Jacinda Ardern has joked that she “stands by” an insult directed at a rival politician in New Zealand’s parliament, despite issuing a formal apology.
The New Zealand prime minister on Wednesday said she stood by her statements, including “insults and apologies”, in a marked but light-hearted defence of a crude remark that had put her in a spot on Tuesday.
Opposition libertarian Act party leader David Seymour had bombarded her with questions, including asking for an “example of her making a mistake, apologising for it properly, and fixing it”.
Ms Ardern stood up to defend her government’s record, but after giving her answer she was caught on a hot mic saying, “he’s such an arrogant pr***”.
The prime minister apologised to Mr Seymour through text, after he was asked by reporters about the comment.
“I’m absolutely shocked and astonished at her use of language,” Mr Seymour told the Associated Press.
“It’s very out of character for Jacinda, and I’ve personally known her for 11 years.”
“And she couldn’t give a single example of when she’s admitted she’s wrong and apologised,” he added.

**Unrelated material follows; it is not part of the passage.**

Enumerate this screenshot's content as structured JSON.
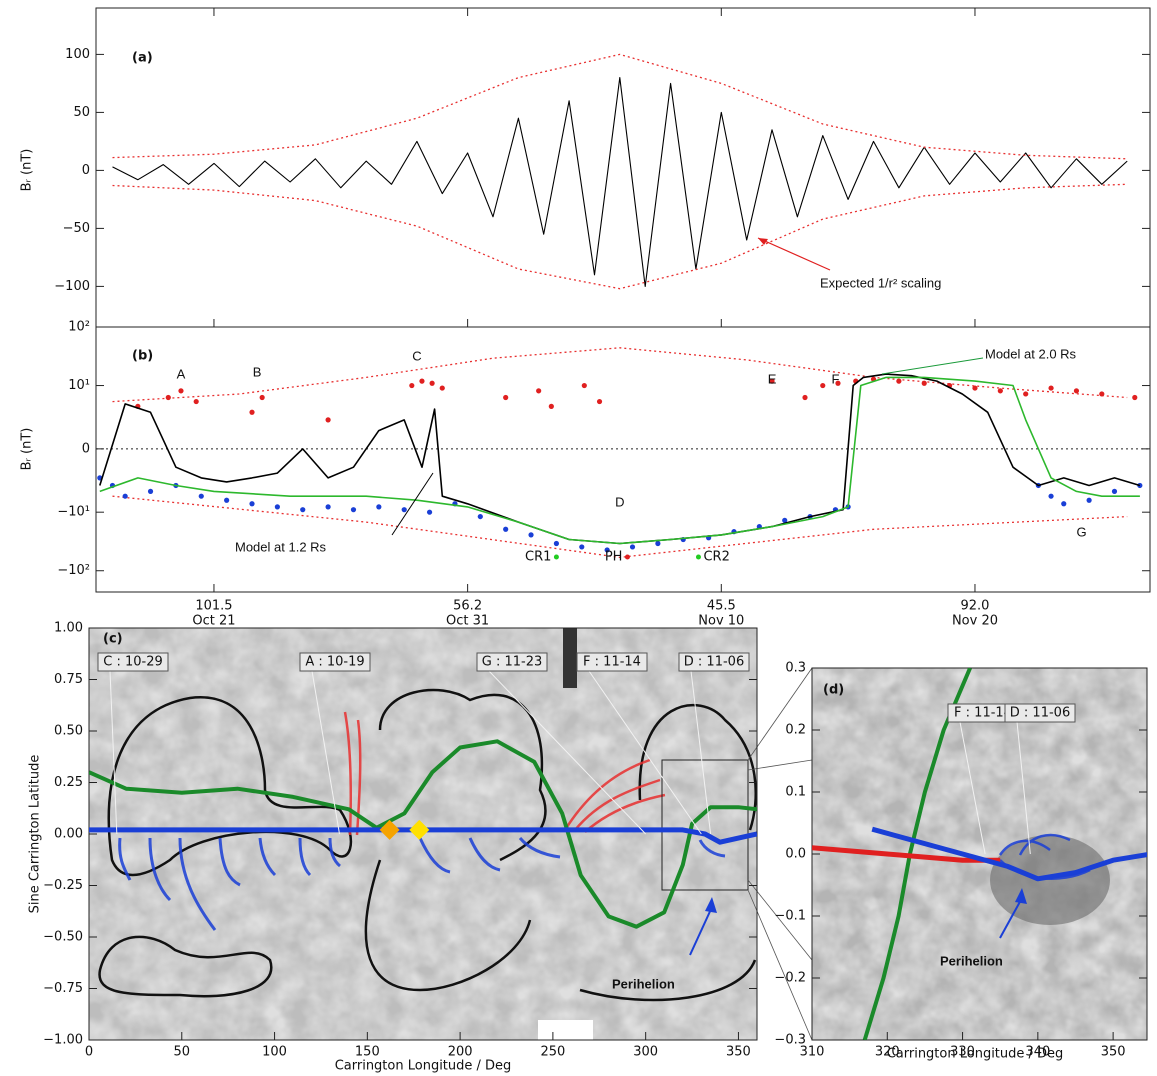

“Jacinda Ardern text me (sic) and said, ‘I apologise. It’s not something I should have said.’ And she said, ‘As my mum would say, if you don’t have anything nice to say don’t say it at all.’ I agree with the sentiment, and it’s all good.”
He said that he had not initially heard Ms Ardern’s remark but after being contacted by reporters for comment, he raised a point of order asking the prime minister to apologise.
The comment had been recorded in New Zealand’s official report of debates in parliament, known as the Hansard.
But on Wednesday, the prime minister apologised again, this time in parliament. The comments prompted another party leader to mock Mr Seymour leading to eruption of laughter.
“I’m aware that comments I made in the House yesterday in regards to the leader of the Act Party were recorded on the Hansard. On that basis, I wish to formally, in this House, withdraw and apologise for those comments, which I won’t repeat,” she said.
After Ms Ardern’s official apology, centre-right New Zealand National Party leader Christopher Luxon asked the prime minister during question time: “Does she stand by all of her government’s statements and actions?”
“Yes Mr Speaker, insults and apologies,” Ms Ardern responded, to a smattering of laughter.
Soon after, the parliament speaker told Māori Party leader Rawiri Waititi to ask his question.
“My question is to the prime minister. Does she stand by all her government’s statements – even though yesterday’s one was a little bit true – and policies?” Mr Waititi stood up and asked, leading to loud laughter.
Mr Seymour, who was sitting right next to the Māori Party leader, did not seem amused.